4. ADVANCED & EXPERT

  • Jenkins CI pipelines are setup to connect build, deploy and E2E test jobs.
  • Jenkins pipelines are committed and versioned in a separate Gitlab repo.
  • Automated and on-demand creation of test environments
  • Deployment to a LIVE server is fully automated (public release)
  • Zero touch continuous deployment to production where every commit can potentially make it all the way to production automatically.
  • Build bakery: Produce VMs/containers on the fly in the pipeline as deployable artifacts.

Test & Verification

1. BASE

  • Testing is done manually, tester role is defined. Manual testing is documented in User Acceptance Test in each User Story.
  • Issue Tracking: Testing findings are always reported as Taiga (or Jira) issue, with an assignee.
  • Unit tests (minimum 1 test) runs with one command on a local development environment.

2. BEGINNER

  • Build fails if any unit test fails.
  • Each MR includes updates to the unit test it affects (prevent regressions)
  • Unit tests coverage is reported automatically in the build.
  • Unit tests coverage is over 80%
  • Regressions Prevention: Every bug fix contains a new UT test case to prevent regressions; unit tests name contains the Taiga (or Jira) issue code.
  • Coverage is reported on the screen after running a single test command on a local file. External services of the project are mocked.
  • Automated Smoke tests: E2E tests for all 1 or 2 base business cases.

3. INTERMEDIATE

  • All bug fixes contain updates to UAT cases in order to prevent regressions
  • Automated User Acceptance Testing: E2E tests for all correct (happy) cases.
  • Team can access the project interactively to check the functionality.
  • Mutation Testing in an additional Jenkins Job runs to guarantee UT quality

4. ADVANCED & EXPERT

  • Automated User Acceptance Testing: E2E tests for all error cases.
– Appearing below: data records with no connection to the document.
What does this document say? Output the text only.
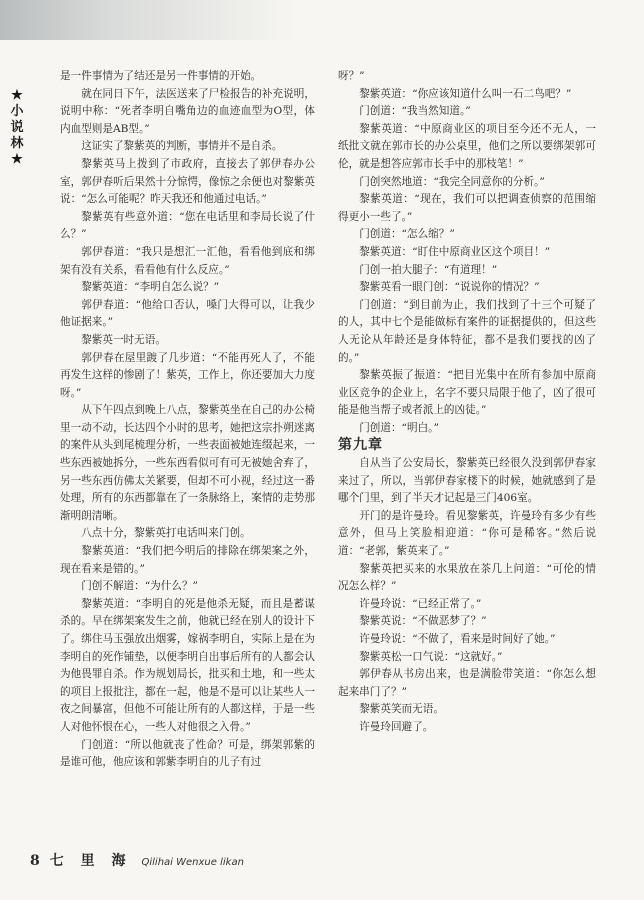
★
小
说
林
★

是一件事情为了结还是另一件事情的开始。

就在同日下午，法医送来了尸检报告的补充说明，说明中称：“死者李明自嘴角边的血迹血型为O型，体内血型则是AB型。”

这证实了黎紫英的判断，事情并不是自杀。

黎紫英马上拨到了市政府，直接去了郭伊春办公室，郭伊春听后果然十分惊愕，像惊之余便也对黎紫英说：“怎么可能呢？昨天我还和他通过电话。”

黎紫英有些意外道：“您在电话里和李局长说了什么？”

郭伊春道：“我只是想汇一汇他，看看他到底和绑架有没有关系，看看他有什么反应。”

黎紫英道：“李明自怎么说？”

郭伊春道：“他给口否认，嗓门大得可以，让我少他证据来。”

黎紫英一时无语。

郭伊春在屋里踱了几步道：“不能再死人了，不能再发生这样的惨剧了！紫英，工作上，你还要加大力度呀。”

从下午四点到晚上八点，黎紫英坐在自己的办公椅里一动不动，长达四个小时的思考，她把这宗扑朔迷离的案件从头到尾梳理分析，一些表面被她连缀起来，一些东西被她拆分，一些东西看似可有可无被她舍弃了，另一些东西仿佛太关紧要，但却不可小视，经过这一番处理，所有的东西都靠在了一条脉络上，案情的走势那渐明朗清晰。

八点十分，黎紫英打电话叫来门创。

黎紫英道：“我们把今明后的排除在绑架案之外，现在看来是错的。”

门创不解道：“为什么？”

黎紫英道：“李明自的死是他杀无疑，而且是蓄谋杀的。早在绑架案发生之前，他就已经在别人的设计下了。绑住马玉强放出烟雾，嫁祸李明自，实际上是在为李明自的死作铺垫，以便李明自出事后所有的人都会认为他畏罪自杀。作为规划局长，批买和土地，和一些太的项目上报批注，都在一起，他是不是可以让某些人一夜之间暴富，但他不可能让所有的人都这样，于是一些人对他怀恨在心，一些人对他很之入骨。”

门创道：“所以他就丧了性命？可是，绑架郭紫的是谁可他，他应该和郭紫李明自的儿子有过

呀？”

黎紫英道：“你应该知道什么叫一石二鸟吧？”

门创道：“我当然知道。”

黎紫英道：“中原商业区的项目至今还不无人，一纸批文就在郭市长的办公桌里，他们之所以要绑架郭可伦，就是想答应郭市长手中的那枝笔！”

门创突然地道：“我完全同意你的分析。”

黎紫英道：“现在，我们可以把调查侦察的范围缩得更小一些了。”

门创道：“怎么缩？”

黎紫英道：“盯住中原商业区这个项目！”

门创一拍大腿子：“有道理！”

黎紫英看一眼门创：“说说你的情况？”

门创道：“到目前为止，我们找到了十三个可疑了的人，其中七个是能做标有案件的证据提供的，但这些人无论从年龄还是身体特征，都不是我们要找的凶了的。”

黎紫英振了振道：“把目光集中在所有参加中原商业区竞争的企业上，名字不要只局限于他了，凶了很可能是他当帮子或者派上的凶徒。”

门创道：“明白。”

第九章

自从当了公安局长，黎紫英已经很久没到郭伊春家来过了，所以，当郭伊春家楼下的时候，她就感到了是哪个门里，到了半天才记起是三门406室。

开门的是许曼玲。看见黎紫英，许曼玲有多少有些意外，但马上笑脸相迎道：“你可是稀客。”然后说道：“老郭，紫英来了。”

黎紫英把买来的水果放在茶几上问道：“可伦的情况怎么样？”

许曼玲说：“已经正常了。”

黎紫英说：“不做恶梦了？”

许曼玲说：“不做了，看来是时间好了她。”

黎紫英松一口气说：“这就好。”

郭伊春从书房出来，也是满脸带笑道：“你怎么想起来串门了？”

黎紫英笑而无语。

许曼玲回避了。

8 七 里 海 Qilihai Wenxue likan
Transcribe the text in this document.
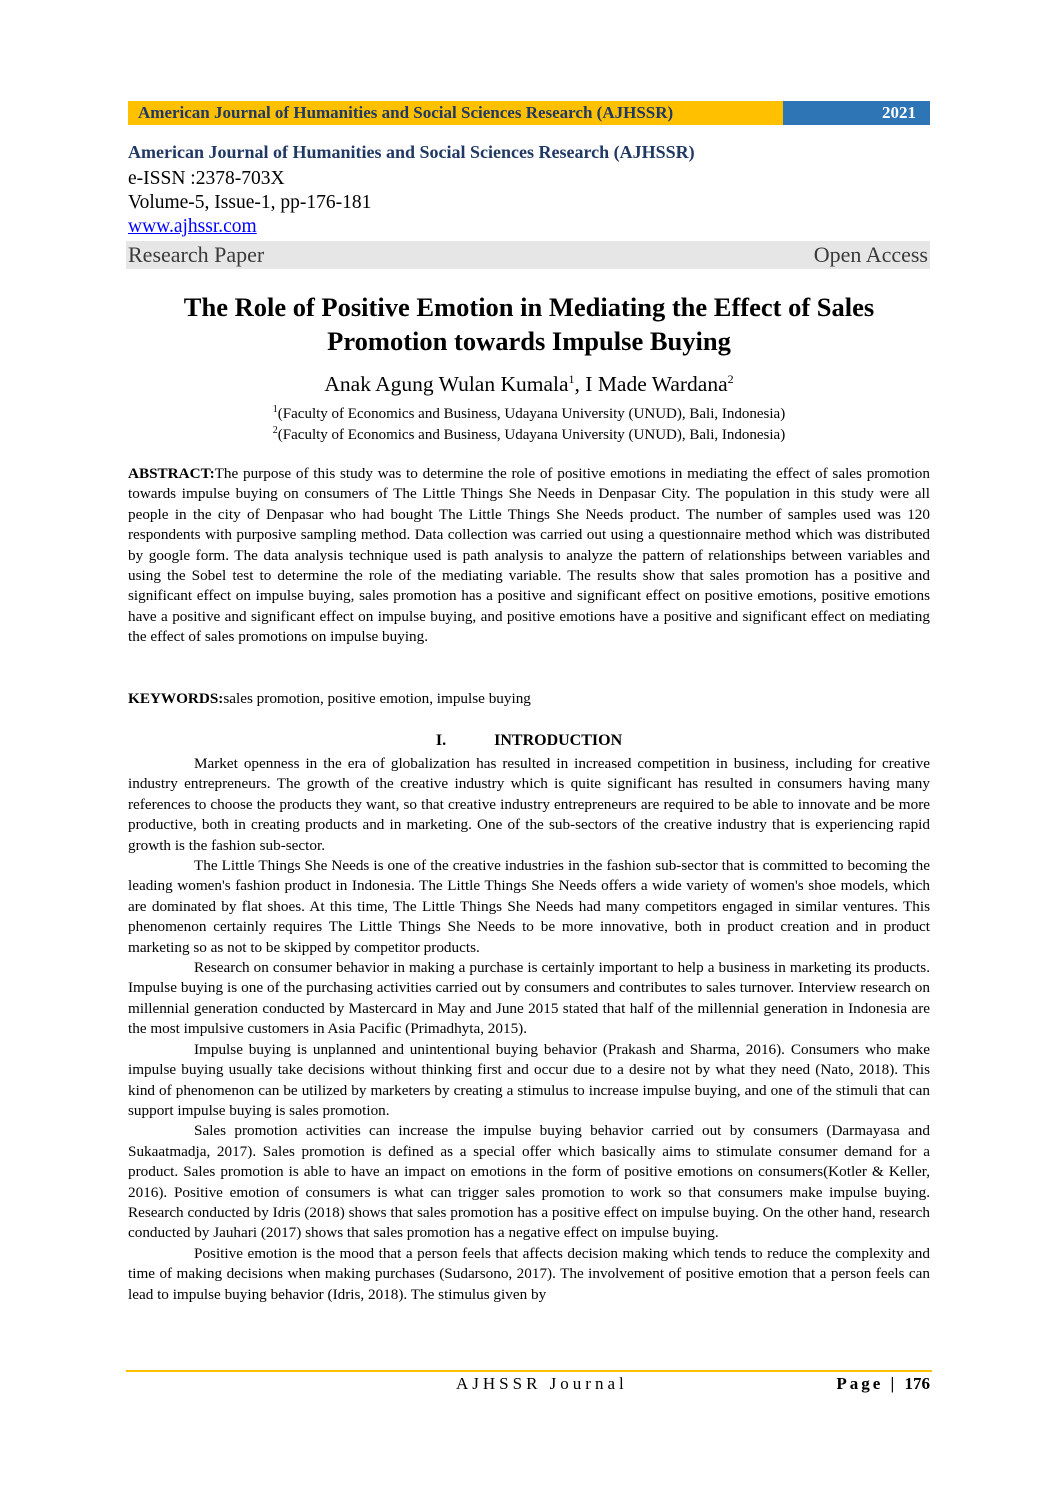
American Journal of Humanities and Social Sciences Research (AJHSSR)	2021
American Journal of Humanities and Social Sciences Research (AJHSSR)
e-ISSN :2378-703X
Volume-5, Issue-1, pp-176-181
www.ajhssr.com
Research Paper	Open Access
The Role of Positive Emotion in Mediating the Effect of Sales
Promotion towards Impulse Buying
Anak Agung Wulan Kumala$^1$, I Made Wardana$^2$
$^1$(Faculty of Economics and Business, Udayana University (UNUD), Bali, Indonesia)
$^2$(Faculty of Economics and Business, Udayana University (UNUD), Bali, Indonesia)
ABSTRACT:The purpose of this study was to determine the role of positive emotions in mediating the effect of sales promotion towards impulse buying on consumers of The Little Things She Needs in Denpasar City. The population in this study were all people in the city of Denpasar who had bought The Little Things She Needs product. The number of samples used was 120 respondents with purposive sampling method. Data collection was carried out using a questionnaire method which was distributed by google form. The data analysis technique used is path analysis to analyze the pattern of relationships between variables and using the Sobel test to determine the role of the mediating variable. The results show that sales promotion has a positive and significant effect on impulse buying, sales promotion has a positive and significant effect on positive emotions, positive emotions have a positive and significant effect on impulse buying, and positive emotions have a positive and significant effect on mediating the effect of sales promotions on impulse buying.
KEYWORDS:sales promotion, positive emotion, impulse buying
I.	INTRODUCTION

Market openness in the era of globalization has resulted in increased competition in business, including for creative industry entrepreneurs. The growth of the creative industry which is quite significant has resulted in consumers having many references to choose the products they want, so that creative industry entrepreneurs are required to be able to innovate and be more productive, both in creating products and in marketing. One of the sub-sectors of the creative industry that is experiencing rapid growth is the fashion sub-sector.

The Little Things She Needs is one of the creative industries in the fashion sub-sector that is committed to becoming the leading women's fashion product in Indonesia. The Little Things She Needs offers a wide variety of women's shoe models, which are dominated by flat shoes. At this time, The Little Things She Needs had many competitors engaged in similar ventures. This phenomenon certainly requires The Little Things She Needs to be more innovative, both in product creation and in product marketing so as not to be skipped by competitor products.

Research on consumer behavior in making a purchase is certainly important to help a business in marketing its products. Impulse buying is one of the purchasing activities carried out by consumers and contributes to sales turnover. Interview research on millennial generation conducted by Mastercard in May and June 2015 stated that half of the millennial generation in Indonesia are the most impulsive customers in Asia Pacific (Primadhyta, 2015).

Impulse buying is unplanned and unintentional buying behavior (Prakash and Sharma, 2016). Consumers who make impulse buying usually take decisions without thinking first and occur due to a desire not by what they need (Nato, 2018). This kind of phenomenon can be utilized by marketers by creating a stimulus to increase impulse buying, and one of the stimuli that can support impulse buying is sales promotion.

Sales promotion activities can increase the impulse buying behavior carried out by consumers (Darmayasa and Sukaatmadja, 2017). Sales promotion is defined as a special offer which basically aims to stimulate consumer demand for a product. Sales promotion is able to have an impact on emotions in the form of positive emotions on consumers(Kotler & Keller, 2016). Positive emotion of consumers is what can trigger sales promotion to work so that consumers make impulse buying. Research conducted by Idris (2018) shows that sales promotion has a positive effect on impulse buying. On the other hand, research conducted by Jauhari (2017) shows that sales promotion has a negative effect on impulse buying.

Positive emotion is the mood that a person feels that affects decision making which tends to reduce the complexity and time of making decisions when making purchases (Sudarsono, 2017). The involvement of positive emotion that a person feels can lead to impulse buying behavior (Idris, 2018). The stimulus given by

AJHSSR Journal	Page | 176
When bugs are found, they are added to the suite.
  • Selenium tests run for all user stories (error cases)
  • Automated integration testing
  • Automated performance testing
  • Businesses metrics are in the definition have done: from release to sometime later business has analyzed the effects of the released feature or change and evaluate the impact

Information & Reporting

1. BASE

  • Logging mechanism is useful and uses several levels (DEBUG, INFO, ERROR, etc.).
  • README.md explains the projects goals and role in the architecture
  • README.md project local build has complete setup documentation

2. BEGINNER

  • Sonar is configured for the project
  • Sonar report is updated (last version)
  • Sonar quality gate is reported in Jenkins
  • Sonar reports the unit test coverage in the dashboard.

3. INTERMEDIATE

  • Sonar reports less than 2 days of technical debt
  • Logging is configured to be sent to Graylog, the logs are visible to the team.
  • API project: Interface (controllers) is clear and contract is deduced automatically from the code.

4. ADVANCED & EXPERT

  • Monitoring using ELK (logstash first).
  • Event based monitoring using Graphana, Prometheus.